Oireachtas Joint and Select Committees
Wednesday, 15 October 2025
Joint Oireachtas Committee on Agriculture and Food
Anaerobic Digestion: Discussion
2:00 am
Mr. Paddy Phelan:
-----the bigger scale. The Deputy mentioned that. Her initial question was how we pay for it. It is about the stitch-in-time approach, getting the investment done now and the infrastructure in place. As the Deputy correctly said, if we take the existing policy supports for electricity, they are typically 15- or 20-year contracts that give a floor price, or guaranteed price, and this enables financing and building. If there is such a level of certainty, we will get investment. I suppose the same would apply at a farm scale. As part of this process, the output is renewable gas and bionutrients. This is the circular economy aspect. If we analyse how we can pay for these plants, the reality is we cannot achieve our targets on electricity alone. We currently do not even supply 42.5% of our total energy using electricity.

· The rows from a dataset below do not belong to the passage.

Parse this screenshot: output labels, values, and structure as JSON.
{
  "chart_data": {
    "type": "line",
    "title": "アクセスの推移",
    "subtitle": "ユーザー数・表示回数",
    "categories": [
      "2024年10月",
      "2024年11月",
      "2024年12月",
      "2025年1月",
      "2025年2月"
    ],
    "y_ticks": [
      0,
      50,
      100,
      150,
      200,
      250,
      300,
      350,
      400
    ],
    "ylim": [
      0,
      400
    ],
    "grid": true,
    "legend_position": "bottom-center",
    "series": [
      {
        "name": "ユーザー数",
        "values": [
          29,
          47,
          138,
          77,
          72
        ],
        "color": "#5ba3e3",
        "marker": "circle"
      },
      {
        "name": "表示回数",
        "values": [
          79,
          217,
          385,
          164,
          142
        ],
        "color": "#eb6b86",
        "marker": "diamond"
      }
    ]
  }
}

To stitch back in a couple of Deputy Aird’s questions around how we can help the food supply chain, because food is really important, if we want to take an example of big creamery, co-op or food processing companies producing milk, cheese or whatever, they need this gas because they need the high level. Typically, it will go through the gas network because it is on such a scale. The output from those plants would be injected into the gas system and they will operate as larger plants. Typically, on a farm scale, plants will be targeting the farm's own demand or perhaps some localised adjacent demand from near neighbours or whomever else. Farms might come together in a small grouping. That is a totally different investment.
My argument is that we would need a certain percentage of the larger scale ones to supply the gas into the gas grid. Gas Networks Ireland has a target of 20% renewable gas by 2030. The Government policy on biomethane or the biomethane strategy targets 5 TWh. I would say that is low and that it should be higher, but at least it is a start. It has been almost a year and a half since that strategy was launched. The initial capital grant programme had caps and limits. Fundamentally, however, if a floor price is provided for that industrial-scale gas, we will see these plants financed, go through the development process and be delivered. They will go through the proper community engagement processes, as alluded to by our colleagues earlier. Farm-scale production is very much about better using the existing resource. If the gas produced in the end supports the farmer producing the raw material and the industrial gas production supports the processor, the co-op or the creamery, etc., and we get the whole farm-to-food supply chain reduced in terms of emissions, then there is a double benefit. We tackle our energy target and reduce emissions from agriculture.
To me, it is a no-brainer. In terms of the money and resources, studies have been completed - and I will be happy to circulate them after this meeting to the committee, if that is of value - looking at area-based production. I do not want to get into the finances. I am not the financer or the person doing the numbers. From an agricultural perspective, I will reflect on the German example I gave. From 2008 to 2012 in Germany, whether it was photovoltaic, PV, solar panels being put on the roofs of farm sheds or a combined heat and power, CHP, unit adjacent to farm-based production, a free grid connection for electricity was provided by the German Government. At the moment, we cannot get a connection for our colleague here to get repaid for his energy.